Docs
How Vidacle works
Vidacle turns a structured intent — video type, category, audience and goal — into one to three ranked, shootable video packages. Each package carries a concept, a script, a scene-by-scene breakdown and a design brief.
01 · Output
What you get back
Every synthesis returns up to three packages, ranked best-first. A package is a complete plan for one video: a concept and its rationale, a word-level script, a scene timeline covering the full duration (visual, audio and text overlay per scene), and a design brief with color palette, typography, format, thumbnail direction and music.
The optional free-text intent field steers the concepts. The structured inputs — type, category, audience, goal — decide which slice of the data your priors come from.
02 · Ranking
How packages are ranked
Vidacle does not predict virality. Packages are ranked relatively — against each other — and every package cites directional priors drawn from aggregates of a large public TikTok dataset.

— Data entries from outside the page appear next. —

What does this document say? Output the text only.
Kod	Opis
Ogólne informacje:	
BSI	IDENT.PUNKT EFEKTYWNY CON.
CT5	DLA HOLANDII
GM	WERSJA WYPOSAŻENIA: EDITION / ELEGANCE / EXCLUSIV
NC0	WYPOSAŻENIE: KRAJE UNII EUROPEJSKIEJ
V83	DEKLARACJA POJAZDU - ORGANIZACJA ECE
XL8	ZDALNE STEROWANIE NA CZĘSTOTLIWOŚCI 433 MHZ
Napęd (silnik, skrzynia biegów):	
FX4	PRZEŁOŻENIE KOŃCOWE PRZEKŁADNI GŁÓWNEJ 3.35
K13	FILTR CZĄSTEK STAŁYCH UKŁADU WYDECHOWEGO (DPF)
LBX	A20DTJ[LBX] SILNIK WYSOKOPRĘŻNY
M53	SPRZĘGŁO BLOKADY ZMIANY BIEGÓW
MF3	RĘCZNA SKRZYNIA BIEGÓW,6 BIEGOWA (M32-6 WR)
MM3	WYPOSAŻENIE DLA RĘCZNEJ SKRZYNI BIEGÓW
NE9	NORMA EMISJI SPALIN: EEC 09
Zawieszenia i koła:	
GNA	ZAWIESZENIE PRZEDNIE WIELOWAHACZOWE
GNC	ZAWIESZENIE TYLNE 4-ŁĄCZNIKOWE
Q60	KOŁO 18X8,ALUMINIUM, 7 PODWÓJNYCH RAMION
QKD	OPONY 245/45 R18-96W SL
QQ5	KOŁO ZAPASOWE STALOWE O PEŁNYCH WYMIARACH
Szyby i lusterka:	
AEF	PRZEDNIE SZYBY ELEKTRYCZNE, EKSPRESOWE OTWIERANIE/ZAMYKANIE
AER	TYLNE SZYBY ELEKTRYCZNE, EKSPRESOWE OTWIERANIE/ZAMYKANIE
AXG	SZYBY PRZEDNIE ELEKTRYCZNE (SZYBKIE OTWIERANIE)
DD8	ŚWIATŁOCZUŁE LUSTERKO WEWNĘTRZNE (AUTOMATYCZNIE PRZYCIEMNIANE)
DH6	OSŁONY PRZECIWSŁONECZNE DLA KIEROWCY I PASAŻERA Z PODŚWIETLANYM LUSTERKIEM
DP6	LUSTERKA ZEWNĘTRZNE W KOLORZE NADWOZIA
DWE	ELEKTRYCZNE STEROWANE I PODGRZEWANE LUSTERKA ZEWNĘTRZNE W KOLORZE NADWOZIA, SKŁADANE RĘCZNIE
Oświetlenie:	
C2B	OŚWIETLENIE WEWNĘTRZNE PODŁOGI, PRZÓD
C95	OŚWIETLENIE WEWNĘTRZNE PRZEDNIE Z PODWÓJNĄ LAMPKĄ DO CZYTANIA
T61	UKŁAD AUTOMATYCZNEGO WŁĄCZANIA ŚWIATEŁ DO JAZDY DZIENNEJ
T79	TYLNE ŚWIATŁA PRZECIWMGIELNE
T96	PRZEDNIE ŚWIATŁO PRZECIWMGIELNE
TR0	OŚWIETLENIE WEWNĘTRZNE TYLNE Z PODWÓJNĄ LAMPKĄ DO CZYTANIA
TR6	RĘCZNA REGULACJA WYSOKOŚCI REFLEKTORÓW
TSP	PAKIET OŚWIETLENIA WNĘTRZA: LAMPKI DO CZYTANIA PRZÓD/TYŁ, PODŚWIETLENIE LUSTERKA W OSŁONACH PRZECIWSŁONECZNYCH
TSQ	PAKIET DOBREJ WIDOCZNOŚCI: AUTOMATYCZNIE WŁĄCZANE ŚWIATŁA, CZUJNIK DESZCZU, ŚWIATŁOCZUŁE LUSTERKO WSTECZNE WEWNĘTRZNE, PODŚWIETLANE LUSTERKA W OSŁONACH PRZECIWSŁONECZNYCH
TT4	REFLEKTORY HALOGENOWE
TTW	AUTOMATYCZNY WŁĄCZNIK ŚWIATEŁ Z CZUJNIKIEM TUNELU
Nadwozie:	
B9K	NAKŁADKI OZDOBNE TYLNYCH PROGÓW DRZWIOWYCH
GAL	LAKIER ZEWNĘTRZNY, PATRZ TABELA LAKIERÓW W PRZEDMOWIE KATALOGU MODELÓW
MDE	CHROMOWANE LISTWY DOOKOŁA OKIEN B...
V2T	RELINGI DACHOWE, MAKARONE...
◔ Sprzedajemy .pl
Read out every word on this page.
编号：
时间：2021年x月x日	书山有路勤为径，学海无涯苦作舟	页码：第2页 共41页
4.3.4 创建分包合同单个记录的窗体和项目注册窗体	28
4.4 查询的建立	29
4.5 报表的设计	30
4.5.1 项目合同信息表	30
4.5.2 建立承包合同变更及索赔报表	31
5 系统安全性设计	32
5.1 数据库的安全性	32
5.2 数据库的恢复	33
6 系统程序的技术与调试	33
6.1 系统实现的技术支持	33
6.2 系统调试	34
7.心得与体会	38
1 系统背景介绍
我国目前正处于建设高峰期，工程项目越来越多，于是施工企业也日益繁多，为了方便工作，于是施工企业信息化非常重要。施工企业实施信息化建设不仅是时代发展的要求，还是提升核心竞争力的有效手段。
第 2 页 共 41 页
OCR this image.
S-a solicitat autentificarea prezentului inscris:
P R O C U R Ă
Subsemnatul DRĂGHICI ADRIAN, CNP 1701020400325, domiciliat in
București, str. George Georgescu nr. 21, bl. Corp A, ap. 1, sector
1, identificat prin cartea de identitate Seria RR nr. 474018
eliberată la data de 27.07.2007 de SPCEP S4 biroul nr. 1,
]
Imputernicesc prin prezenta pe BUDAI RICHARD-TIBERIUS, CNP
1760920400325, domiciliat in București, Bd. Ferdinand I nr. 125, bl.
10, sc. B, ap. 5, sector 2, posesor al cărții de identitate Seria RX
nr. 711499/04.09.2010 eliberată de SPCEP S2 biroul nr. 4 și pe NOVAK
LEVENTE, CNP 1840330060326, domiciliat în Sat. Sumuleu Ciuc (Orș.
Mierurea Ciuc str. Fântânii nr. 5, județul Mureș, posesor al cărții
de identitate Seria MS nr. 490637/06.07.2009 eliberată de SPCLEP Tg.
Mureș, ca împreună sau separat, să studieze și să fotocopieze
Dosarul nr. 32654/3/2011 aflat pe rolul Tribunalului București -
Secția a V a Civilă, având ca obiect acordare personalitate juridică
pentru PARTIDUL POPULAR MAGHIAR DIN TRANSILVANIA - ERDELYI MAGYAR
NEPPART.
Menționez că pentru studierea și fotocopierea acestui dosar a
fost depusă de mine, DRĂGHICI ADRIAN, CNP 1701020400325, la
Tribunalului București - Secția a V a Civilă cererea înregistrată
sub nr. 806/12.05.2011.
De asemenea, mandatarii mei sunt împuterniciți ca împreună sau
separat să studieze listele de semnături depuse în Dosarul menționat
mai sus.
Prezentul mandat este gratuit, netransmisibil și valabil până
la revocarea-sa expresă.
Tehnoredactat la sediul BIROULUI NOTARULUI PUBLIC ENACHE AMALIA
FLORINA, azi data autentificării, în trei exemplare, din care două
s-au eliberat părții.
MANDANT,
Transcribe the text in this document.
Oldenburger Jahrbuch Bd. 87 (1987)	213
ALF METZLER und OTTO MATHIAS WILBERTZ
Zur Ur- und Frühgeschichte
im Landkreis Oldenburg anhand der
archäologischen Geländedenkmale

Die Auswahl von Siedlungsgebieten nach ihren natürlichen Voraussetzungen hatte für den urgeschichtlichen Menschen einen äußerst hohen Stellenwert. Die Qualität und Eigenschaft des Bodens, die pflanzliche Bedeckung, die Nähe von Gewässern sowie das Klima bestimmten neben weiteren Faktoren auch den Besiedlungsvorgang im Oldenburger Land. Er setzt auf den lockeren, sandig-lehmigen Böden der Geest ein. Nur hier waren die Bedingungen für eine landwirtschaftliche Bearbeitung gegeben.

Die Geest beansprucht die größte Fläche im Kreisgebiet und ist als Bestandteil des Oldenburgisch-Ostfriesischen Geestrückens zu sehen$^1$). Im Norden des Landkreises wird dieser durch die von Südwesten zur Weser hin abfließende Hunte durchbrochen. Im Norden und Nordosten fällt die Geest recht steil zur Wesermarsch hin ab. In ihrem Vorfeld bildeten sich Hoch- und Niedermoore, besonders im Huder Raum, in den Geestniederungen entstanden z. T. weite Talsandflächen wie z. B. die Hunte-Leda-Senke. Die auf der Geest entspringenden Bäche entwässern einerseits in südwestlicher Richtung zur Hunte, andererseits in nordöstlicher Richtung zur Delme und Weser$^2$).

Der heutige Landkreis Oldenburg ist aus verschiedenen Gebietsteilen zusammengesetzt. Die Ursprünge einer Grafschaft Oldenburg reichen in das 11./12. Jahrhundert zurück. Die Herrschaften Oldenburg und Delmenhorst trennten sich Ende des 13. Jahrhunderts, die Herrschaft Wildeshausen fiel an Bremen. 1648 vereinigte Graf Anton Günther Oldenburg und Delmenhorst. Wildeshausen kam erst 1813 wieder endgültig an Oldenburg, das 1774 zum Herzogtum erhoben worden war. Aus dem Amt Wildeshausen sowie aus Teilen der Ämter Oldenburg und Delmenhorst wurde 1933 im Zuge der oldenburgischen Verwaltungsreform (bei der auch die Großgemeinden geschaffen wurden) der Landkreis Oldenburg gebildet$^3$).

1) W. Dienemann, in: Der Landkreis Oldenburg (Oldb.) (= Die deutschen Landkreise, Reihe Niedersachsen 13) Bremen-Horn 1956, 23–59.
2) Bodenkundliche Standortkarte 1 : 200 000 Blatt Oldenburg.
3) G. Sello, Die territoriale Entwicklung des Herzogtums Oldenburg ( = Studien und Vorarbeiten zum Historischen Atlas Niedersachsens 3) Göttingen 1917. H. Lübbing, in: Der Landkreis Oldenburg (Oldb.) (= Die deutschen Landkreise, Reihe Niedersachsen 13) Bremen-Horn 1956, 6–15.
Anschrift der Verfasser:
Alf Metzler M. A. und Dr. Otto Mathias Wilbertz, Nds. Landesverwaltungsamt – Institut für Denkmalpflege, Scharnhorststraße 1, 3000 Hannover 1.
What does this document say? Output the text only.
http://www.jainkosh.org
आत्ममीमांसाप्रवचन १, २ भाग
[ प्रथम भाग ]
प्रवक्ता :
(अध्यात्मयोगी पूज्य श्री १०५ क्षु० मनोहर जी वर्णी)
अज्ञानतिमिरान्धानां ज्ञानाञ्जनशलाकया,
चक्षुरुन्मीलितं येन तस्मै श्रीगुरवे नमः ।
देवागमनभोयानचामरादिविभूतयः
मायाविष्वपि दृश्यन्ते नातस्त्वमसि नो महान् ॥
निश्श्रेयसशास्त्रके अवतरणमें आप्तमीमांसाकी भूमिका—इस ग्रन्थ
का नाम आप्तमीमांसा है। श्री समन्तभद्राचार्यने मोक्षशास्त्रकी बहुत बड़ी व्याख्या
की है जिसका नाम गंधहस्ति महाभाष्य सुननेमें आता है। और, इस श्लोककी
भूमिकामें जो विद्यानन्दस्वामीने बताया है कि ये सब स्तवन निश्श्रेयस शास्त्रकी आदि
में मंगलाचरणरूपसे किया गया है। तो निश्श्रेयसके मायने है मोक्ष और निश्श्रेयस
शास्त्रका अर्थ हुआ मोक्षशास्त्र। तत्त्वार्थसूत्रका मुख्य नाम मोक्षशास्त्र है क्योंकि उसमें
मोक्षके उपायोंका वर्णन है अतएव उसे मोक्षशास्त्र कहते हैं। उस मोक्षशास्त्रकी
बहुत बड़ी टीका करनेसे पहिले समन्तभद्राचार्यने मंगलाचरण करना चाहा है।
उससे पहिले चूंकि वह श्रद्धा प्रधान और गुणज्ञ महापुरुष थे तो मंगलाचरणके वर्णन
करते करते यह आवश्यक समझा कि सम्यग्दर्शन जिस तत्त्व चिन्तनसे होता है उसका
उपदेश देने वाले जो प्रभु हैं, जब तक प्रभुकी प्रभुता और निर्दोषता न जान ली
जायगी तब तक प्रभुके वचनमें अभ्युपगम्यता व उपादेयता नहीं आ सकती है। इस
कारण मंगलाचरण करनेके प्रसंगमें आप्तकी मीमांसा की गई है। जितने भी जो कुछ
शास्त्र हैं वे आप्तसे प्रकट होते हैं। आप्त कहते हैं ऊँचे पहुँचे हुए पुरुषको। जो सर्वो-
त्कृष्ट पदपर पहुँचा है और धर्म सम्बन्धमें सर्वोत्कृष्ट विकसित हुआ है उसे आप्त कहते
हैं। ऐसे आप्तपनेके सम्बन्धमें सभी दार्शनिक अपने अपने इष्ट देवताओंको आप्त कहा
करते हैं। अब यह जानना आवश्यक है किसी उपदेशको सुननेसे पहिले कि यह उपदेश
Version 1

An LLM judge scores each package on four axes, each out of five, for a total out of twenty:
Hook — does the opening earn the next second?
Clarity — is the idea legible at viewing speed?
Goal fit — does the package serve the goal you picked (saves, shares, likes or reach)?
Prior adherence — does it follow what the data's strongest slice actually does?
The judge writes a one-line reason for its total, shown on each package card and in the package detail.
03 · Reading results
The priors panel
The evidence panel at the top of every run shows the aggregates behind the ranking. How to read each part:
Metric — the rate tied to your goal — save rate for saves, share rate for shares, like rate for likes, views-per-day for reach — with its mean and sample size n.
Fallback level — how close to your exact slice the priors are. Level 0 · exact slice means the aggregates come from precisely your type × category × audience × goal; higher levels mean the slice was widened because it was too small.
Best duration — the duration bucket (15s, 30s, 60s, 180s, long) with the strongest metric in your slice.
Question & CTA lift — how much the metric moves when the caption asks a question or carries a call to action, versus the slice mean.
Top tags & music — the tags and tracks with the strongest lift in the slice, each with its sample size.
Exemplars — real captions from the slice — reference only, never to copy.
Replicated — whether the winning duration, tags and music hold up across a two-fold holdout. A ✕ means the signal didn't replicate; treat it as weak.
Caveats — always surfaced. The most common: the sample is currently a single shard of the dataset, so every number is directional.
Below the panel, the ranked cards preview each package's hook, judge score and rubric. Selecting a card opens the full package: the script with a copy button, the scene timeline with proportional time bars, the design brief's palette swatches, and the judge's four-bar rubric with its reason.
04 · Inputs
Inputs reference
Video type — talking head, voiceover + b-roll, text on screen, skit, tutorial, or product demo.
Category — fitness, cooking, beauty, comedy, dance, education, finance, gaming, pets, travel, fashion or tech.
Goal — saves, shares, likes or reach. There is no "follows" goal: the dataset carries no follower field, so a follows prior cannot be computed honestly.
Audience — a country:language proxy — for example US · English or BR · Portuguese. The dataset has no audience labels, so audience is proxied by the creator's country and caption language.
Format hint — optional — 9:16, 16:9, 1:1, or auto. It nudges the design brief, not the priors.
05 · Limitations
Honest limitations
Priors are directional, not predictive: they describe what a slice of public videos looked like, not what yours will do. The current sample is a single shard of the dataset. Categories are inferred from captions and hashtags, not labeled by the platform. Audiences are a country:language proxy, not a demographic read. Treat every number as a prior to be tested, not a promise.